A week ago I participated in the school’s Free the children event, “Vow of Silence”. The aim of this event was to raise awareness to the issues of child labor, child soldiers, and access to water and education that are silencing the voices of youth across the globe. I usually participate in this event every year, because of how eye opening and refreshing it is.
This year was a little bit different, as I realized the day of the “Vow of Silence” included various important presentations and meetings in which verbal communication was a crucial part of. Guiltily, I didn’t participate in the vow of silence during my morning class. Throughout the day, I also found myself engrossed in “silent conversations“, which included me passing written notes to friends like I used to do in elementary. Although I was silenced the entire school day, I hadn’t given much deep thought yet to why I was doing what I was doing.
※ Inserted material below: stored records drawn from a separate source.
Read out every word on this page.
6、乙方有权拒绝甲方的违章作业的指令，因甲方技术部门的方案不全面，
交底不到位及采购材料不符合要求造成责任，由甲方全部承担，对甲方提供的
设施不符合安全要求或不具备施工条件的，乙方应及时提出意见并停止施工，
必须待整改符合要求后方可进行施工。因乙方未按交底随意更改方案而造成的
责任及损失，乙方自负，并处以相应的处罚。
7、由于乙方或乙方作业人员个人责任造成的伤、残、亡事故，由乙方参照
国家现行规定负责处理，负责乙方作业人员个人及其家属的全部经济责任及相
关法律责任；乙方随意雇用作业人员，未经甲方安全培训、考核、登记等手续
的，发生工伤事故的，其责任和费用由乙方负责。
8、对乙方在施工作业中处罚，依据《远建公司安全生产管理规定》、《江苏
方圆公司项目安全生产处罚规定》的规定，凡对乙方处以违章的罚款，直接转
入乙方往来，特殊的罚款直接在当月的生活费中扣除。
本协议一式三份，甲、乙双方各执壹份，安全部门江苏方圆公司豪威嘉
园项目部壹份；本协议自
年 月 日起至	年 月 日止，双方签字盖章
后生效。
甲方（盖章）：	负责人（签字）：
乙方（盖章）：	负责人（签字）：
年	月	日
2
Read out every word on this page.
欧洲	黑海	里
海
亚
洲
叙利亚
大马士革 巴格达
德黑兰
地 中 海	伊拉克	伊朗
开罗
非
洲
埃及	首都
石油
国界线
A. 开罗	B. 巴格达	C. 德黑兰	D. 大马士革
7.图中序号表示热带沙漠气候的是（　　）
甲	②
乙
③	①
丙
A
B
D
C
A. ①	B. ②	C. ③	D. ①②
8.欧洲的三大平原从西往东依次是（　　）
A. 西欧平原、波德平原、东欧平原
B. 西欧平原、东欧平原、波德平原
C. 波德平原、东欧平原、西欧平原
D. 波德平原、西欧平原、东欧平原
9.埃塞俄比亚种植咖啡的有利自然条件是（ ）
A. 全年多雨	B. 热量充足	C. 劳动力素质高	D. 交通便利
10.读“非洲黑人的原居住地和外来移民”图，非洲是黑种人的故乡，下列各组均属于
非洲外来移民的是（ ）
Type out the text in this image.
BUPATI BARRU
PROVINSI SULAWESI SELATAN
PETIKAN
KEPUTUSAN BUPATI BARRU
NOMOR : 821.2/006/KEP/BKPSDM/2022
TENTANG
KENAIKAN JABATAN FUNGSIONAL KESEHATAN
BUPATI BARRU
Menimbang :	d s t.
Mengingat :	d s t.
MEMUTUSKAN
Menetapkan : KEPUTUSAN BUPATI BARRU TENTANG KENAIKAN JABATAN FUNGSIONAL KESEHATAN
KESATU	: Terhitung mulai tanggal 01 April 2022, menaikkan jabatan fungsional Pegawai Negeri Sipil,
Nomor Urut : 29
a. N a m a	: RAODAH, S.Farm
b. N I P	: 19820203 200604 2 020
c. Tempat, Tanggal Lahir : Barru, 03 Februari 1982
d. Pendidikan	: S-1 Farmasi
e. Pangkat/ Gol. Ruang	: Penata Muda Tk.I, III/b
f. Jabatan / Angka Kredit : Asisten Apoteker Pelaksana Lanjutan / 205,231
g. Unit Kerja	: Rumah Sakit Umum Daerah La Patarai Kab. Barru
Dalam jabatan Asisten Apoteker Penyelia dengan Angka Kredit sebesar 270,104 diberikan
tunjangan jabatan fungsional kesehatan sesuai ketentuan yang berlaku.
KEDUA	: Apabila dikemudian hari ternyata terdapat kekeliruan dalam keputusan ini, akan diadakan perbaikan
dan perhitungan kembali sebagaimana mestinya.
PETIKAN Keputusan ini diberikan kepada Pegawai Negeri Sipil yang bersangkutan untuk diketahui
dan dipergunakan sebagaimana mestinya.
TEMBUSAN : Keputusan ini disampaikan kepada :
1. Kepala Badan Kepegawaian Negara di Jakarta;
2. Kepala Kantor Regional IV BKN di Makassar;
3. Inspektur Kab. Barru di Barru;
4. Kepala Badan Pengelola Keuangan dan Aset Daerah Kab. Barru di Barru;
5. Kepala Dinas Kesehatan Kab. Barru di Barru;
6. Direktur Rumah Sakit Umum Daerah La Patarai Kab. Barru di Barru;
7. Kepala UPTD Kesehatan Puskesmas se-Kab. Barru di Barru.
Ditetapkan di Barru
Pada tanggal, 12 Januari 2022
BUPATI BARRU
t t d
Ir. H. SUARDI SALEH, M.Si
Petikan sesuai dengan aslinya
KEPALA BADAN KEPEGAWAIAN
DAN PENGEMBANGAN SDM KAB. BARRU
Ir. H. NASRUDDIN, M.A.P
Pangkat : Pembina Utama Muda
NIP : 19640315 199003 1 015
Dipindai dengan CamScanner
In hindsight, I didn’t do the vow of silence justice, as I didn’t completely experience what it’s really like to not have a voice and continued to write down my thoughts. In actuality I have no idea what it’s like for those forced to do rigorous forced labour and aren’t given a voice, those child soldiers who aren’t to have opinions or thoughts. I feel mad at myself for not utilizing my voice whenever I can. Sometimes in class, I have an opinion to contribute, but I’m too scared to raise my hand. I have the freedom of speech, yet sometimes, I don’t choose to use it.
Upon listening to everyone in the halls and classes during that day, I realized how pointless more than half our conversations are. From this experience I learned the amount of power we have in our freedom of speech and expression. With our words we can lie, we can hurt, but more importantly we can use them in a more meaningful way that can empower others.